If the AAC considers replacing UConn, Aresco and the conference have to walk a tightrope in the process. While the AAC has not formally announced or indicated what it plans to do, Aresco notes that he and the conference have to be mindful of its place in the pecking order among Division I conferences, and that the AAC cannot risk alienating another conference if it chooses to pursue a new member.

“We do not have to do anything we don’t want to do,” Aresco said. “The only thing we would do is if it’s something that enhances our brand and enhances our conference. Right now, I’m not really sure there’s anyone out there. We’re not seeking any new members. If someone seeks us out, we’ll listen.”

Tom Stultz, the president of JMI Sports, a college marketing firm that manages athletics multimedia rights, explained that if UB was to consider leaving the MAC for the AAC, there are several significant factors to consider, including joining schools of a similar academic reputation, and the cost of travel for all sports, including Olympic sports.

Stultz explained that both schools and conferences must balance a lot of variables when it comes to adding programs and schools, including balancing economics with the academic reputation of a school, as well as the philosophies of schools within a conference, and a student athlete’s experience at the school and within a conference.

“You can get a bigger check by going to another conference, but if you have to spend a lot more, it may not be a plus,” Stultz said. “You have to consider maintaining regional rivalries. You have to ask if your fan base will travel. It’s not an easy transition, and when it happens, it’s a surprise.”

Wichita State was the last school to join the AAC as an athletic program in basketball and in its Olympic sports on July 1, 2017, and paid an entry fee of $2.5 million, according to the Wichita Eagle.

The AAC could decide to add a 12th member to replace UConn. Or it could choose to stay at 11 schools and request a waiver that would allow the conference to hold a championship game without a round-robin schedule. (The AAC is split into two six-team divisions in football.)

If the AAC chooses to stay at 11 schools, it also has to renegotiate its television contract with ESPN. Sports Business Journal reported in March that the AAC’s 12-year contract with ESPN begins in 2020-2021 and is worth $83.3 million a year, which would have paid its 12 member schools $6.94 million a year.

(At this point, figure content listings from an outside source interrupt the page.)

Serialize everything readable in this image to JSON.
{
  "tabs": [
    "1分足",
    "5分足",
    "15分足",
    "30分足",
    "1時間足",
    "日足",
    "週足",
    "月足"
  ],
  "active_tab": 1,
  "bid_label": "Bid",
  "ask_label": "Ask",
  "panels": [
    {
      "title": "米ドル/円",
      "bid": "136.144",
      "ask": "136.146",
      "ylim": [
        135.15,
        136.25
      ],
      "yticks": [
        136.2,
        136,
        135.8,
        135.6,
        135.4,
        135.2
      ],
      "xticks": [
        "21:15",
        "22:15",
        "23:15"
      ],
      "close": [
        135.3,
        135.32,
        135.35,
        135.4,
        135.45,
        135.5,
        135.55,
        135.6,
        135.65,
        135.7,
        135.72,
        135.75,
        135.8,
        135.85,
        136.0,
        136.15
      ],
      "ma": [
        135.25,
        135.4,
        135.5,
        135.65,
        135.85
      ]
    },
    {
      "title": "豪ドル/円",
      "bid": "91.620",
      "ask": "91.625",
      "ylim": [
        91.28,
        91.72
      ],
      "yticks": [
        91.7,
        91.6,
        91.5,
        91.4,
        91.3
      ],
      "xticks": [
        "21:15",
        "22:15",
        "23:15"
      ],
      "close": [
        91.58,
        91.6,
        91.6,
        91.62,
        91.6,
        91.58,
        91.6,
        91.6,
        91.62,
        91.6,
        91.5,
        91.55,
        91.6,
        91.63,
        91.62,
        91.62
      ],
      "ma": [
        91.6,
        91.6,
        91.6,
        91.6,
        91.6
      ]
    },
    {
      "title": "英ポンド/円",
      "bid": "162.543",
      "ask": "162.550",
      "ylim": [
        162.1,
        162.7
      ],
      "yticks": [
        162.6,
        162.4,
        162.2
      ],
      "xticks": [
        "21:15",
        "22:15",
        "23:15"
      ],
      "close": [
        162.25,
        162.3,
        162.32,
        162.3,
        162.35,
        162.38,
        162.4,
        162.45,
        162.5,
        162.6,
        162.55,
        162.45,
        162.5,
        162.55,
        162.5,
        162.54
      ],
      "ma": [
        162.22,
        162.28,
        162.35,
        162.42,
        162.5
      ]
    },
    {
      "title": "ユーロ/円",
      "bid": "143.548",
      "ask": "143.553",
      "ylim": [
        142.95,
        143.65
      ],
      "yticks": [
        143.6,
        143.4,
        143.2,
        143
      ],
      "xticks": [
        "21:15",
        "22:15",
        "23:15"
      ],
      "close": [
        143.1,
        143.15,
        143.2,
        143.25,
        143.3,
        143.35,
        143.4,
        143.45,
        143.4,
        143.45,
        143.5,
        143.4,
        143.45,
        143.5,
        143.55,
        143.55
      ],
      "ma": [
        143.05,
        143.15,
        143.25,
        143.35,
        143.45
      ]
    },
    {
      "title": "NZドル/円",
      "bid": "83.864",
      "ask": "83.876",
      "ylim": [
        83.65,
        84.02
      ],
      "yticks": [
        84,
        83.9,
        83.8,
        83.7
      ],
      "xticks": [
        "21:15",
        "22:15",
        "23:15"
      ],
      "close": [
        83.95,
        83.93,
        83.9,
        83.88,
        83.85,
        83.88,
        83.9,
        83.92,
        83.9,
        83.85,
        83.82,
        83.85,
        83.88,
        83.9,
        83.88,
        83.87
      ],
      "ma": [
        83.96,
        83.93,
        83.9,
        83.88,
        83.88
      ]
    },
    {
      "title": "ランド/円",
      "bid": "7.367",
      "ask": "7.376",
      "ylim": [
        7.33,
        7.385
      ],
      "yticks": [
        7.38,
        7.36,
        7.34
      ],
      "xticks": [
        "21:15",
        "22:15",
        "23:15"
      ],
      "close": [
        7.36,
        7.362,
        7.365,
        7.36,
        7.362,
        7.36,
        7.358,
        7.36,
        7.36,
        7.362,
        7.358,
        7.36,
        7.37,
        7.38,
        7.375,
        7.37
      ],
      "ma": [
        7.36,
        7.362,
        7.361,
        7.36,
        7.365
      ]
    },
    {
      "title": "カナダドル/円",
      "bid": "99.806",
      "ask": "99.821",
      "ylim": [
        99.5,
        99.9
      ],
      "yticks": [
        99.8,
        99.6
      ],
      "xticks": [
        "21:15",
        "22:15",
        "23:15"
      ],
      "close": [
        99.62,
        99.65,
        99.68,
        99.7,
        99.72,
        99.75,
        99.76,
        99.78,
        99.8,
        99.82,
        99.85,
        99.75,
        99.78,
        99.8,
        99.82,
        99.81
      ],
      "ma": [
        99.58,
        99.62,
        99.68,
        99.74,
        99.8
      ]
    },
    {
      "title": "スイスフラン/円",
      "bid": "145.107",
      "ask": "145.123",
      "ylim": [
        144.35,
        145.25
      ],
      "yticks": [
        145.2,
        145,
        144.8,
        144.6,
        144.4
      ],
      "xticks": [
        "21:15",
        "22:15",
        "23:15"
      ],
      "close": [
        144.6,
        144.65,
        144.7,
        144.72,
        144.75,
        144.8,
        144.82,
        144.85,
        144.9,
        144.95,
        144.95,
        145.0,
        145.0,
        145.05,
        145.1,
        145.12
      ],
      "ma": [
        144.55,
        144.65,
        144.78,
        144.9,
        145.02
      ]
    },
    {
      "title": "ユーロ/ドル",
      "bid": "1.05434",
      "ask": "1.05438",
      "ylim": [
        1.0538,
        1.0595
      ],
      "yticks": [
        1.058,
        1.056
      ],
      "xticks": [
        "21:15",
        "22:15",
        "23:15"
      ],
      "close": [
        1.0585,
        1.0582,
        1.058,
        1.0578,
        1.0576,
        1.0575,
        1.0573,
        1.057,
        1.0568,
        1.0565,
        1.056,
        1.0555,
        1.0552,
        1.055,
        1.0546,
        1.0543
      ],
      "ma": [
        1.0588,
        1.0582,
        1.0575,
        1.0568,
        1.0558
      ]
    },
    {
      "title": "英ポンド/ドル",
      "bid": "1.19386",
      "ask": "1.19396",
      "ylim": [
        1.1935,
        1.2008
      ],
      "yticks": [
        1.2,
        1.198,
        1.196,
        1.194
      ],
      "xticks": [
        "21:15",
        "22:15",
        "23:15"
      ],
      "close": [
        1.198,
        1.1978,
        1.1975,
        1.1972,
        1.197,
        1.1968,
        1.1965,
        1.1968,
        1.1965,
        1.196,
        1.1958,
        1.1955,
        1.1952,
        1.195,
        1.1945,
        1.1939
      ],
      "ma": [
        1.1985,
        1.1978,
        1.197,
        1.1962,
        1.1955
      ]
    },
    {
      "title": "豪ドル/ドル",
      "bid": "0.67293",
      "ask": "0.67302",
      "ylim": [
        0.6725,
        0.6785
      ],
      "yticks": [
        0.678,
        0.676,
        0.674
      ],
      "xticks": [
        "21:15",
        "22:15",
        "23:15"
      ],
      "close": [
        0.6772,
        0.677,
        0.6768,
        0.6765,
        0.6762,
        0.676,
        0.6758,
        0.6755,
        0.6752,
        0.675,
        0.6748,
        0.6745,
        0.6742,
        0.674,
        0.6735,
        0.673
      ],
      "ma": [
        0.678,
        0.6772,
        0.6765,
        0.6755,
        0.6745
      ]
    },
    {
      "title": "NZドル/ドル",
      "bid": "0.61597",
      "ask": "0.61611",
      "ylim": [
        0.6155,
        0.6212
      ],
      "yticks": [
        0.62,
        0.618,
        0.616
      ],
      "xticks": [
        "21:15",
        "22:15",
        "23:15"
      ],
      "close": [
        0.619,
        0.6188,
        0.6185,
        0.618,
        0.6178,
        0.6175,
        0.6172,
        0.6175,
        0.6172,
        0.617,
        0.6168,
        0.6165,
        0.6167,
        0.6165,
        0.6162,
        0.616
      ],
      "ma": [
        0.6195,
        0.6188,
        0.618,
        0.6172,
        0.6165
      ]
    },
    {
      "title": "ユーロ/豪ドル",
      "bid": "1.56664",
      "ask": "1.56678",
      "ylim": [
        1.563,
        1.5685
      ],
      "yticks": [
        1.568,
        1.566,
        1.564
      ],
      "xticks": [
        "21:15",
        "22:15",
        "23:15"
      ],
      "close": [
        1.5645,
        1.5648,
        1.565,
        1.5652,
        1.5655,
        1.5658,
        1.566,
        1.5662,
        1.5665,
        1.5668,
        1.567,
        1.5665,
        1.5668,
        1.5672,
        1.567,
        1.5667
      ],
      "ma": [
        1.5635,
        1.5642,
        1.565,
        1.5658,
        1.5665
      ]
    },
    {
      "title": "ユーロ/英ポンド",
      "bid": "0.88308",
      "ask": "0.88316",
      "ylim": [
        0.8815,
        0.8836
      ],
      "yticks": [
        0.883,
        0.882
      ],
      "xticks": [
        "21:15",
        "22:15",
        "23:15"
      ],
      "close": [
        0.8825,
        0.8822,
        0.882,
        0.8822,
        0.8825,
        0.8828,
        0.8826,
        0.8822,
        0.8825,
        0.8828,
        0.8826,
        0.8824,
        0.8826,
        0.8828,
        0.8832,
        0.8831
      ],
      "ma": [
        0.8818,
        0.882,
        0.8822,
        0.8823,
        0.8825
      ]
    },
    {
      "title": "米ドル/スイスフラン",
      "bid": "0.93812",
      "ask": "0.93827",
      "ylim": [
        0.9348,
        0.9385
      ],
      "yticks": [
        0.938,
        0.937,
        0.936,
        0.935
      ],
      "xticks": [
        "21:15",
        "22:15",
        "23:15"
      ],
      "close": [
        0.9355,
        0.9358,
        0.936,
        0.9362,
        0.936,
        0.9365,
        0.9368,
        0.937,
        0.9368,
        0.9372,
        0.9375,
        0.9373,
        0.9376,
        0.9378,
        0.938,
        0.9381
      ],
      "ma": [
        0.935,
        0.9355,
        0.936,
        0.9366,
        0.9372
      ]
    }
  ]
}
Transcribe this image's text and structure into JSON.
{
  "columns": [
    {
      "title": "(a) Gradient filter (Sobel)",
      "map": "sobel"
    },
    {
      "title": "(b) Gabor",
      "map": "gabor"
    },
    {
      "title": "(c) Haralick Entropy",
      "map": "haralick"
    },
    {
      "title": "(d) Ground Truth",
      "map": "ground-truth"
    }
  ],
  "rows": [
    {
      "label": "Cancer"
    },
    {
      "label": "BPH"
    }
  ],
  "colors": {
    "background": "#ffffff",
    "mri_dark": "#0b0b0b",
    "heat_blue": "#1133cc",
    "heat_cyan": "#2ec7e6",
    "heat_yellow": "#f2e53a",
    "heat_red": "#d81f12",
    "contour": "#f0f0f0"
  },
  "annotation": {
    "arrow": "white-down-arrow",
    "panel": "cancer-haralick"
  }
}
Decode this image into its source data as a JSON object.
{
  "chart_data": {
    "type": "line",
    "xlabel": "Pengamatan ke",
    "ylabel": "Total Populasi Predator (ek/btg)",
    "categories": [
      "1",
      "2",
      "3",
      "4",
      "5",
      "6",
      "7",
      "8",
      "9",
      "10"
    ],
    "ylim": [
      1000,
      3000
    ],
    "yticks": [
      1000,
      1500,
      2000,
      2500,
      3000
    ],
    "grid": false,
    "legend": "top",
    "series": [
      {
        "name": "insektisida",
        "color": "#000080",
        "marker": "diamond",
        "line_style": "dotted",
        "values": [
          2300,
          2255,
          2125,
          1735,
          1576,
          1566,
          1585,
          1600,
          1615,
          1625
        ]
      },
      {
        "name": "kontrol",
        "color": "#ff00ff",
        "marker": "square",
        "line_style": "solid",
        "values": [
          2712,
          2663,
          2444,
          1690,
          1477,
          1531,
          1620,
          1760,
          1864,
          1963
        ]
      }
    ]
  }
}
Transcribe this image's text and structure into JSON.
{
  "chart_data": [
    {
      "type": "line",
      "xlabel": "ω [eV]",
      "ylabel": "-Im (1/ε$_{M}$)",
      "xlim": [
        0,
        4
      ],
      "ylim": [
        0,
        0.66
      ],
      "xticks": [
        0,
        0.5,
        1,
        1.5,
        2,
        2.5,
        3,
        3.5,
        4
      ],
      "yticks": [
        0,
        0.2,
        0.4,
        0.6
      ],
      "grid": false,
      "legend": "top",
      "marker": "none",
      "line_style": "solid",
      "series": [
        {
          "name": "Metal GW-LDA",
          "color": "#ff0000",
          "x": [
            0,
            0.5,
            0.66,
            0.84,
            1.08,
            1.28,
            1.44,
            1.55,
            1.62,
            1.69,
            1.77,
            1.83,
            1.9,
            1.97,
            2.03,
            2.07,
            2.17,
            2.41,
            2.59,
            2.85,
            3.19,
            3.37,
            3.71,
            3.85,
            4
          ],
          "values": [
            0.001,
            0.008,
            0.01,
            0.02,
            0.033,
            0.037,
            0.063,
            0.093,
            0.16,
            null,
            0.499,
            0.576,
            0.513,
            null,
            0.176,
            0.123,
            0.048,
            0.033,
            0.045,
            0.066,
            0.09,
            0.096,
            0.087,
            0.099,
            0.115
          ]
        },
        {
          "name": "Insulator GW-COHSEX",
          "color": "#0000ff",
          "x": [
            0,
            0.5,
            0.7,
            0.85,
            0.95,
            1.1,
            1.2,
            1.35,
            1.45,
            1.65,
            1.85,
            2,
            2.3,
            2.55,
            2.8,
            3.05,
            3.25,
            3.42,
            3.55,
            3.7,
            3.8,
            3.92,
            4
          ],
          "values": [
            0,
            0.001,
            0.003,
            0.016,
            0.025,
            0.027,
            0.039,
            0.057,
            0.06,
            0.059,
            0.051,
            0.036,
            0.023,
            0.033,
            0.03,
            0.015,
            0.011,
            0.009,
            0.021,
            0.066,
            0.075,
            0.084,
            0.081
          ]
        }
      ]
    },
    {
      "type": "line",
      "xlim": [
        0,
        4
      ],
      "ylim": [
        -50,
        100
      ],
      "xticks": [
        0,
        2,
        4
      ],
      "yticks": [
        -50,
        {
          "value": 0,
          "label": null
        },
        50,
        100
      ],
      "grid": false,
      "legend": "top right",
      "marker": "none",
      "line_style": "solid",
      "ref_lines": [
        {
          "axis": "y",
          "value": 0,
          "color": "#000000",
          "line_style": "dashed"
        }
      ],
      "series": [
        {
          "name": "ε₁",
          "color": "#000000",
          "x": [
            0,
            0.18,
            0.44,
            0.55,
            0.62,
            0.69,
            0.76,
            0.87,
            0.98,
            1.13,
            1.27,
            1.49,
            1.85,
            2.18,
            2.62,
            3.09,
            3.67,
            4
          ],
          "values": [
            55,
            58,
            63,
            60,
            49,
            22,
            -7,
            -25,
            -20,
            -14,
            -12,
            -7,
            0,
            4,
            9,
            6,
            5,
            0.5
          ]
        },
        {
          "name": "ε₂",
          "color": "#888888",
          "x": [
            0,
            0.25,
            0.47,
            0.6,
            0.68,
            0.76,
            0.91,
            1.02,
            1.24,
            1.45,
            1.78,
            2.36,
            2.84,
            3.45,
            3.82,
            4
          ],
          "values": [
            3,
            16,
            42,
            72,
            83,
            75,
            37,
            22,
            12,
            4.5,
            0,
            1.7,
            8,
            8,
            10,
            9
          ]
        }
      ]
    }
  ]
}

Part of an expansion equation for the AAC could involve football; the success of UCF, Memphis and Houston in the last five years has helped elevate the national profile of the AAC.

“In terms of conference composition, football is extremely important,” Aresco said. “We’re a football-driven conference but we want to have really good basketball, and it meant a lot to have a good basketball offering. I don’t think there’s any getting away from it that football is really key to any major college’s business plan. Football lifts anything. We wouldn’t have the television deal we have without football.”

AAC officials will meet July 15-16 in Newport, R.I., during the conference’s media days, and Aresco expects the conference will reach a verdict regarding its membership.

“We don’t have to do anything,” Aresco said. “But I think we’re going to have a pretty good idea by media day in Newport.”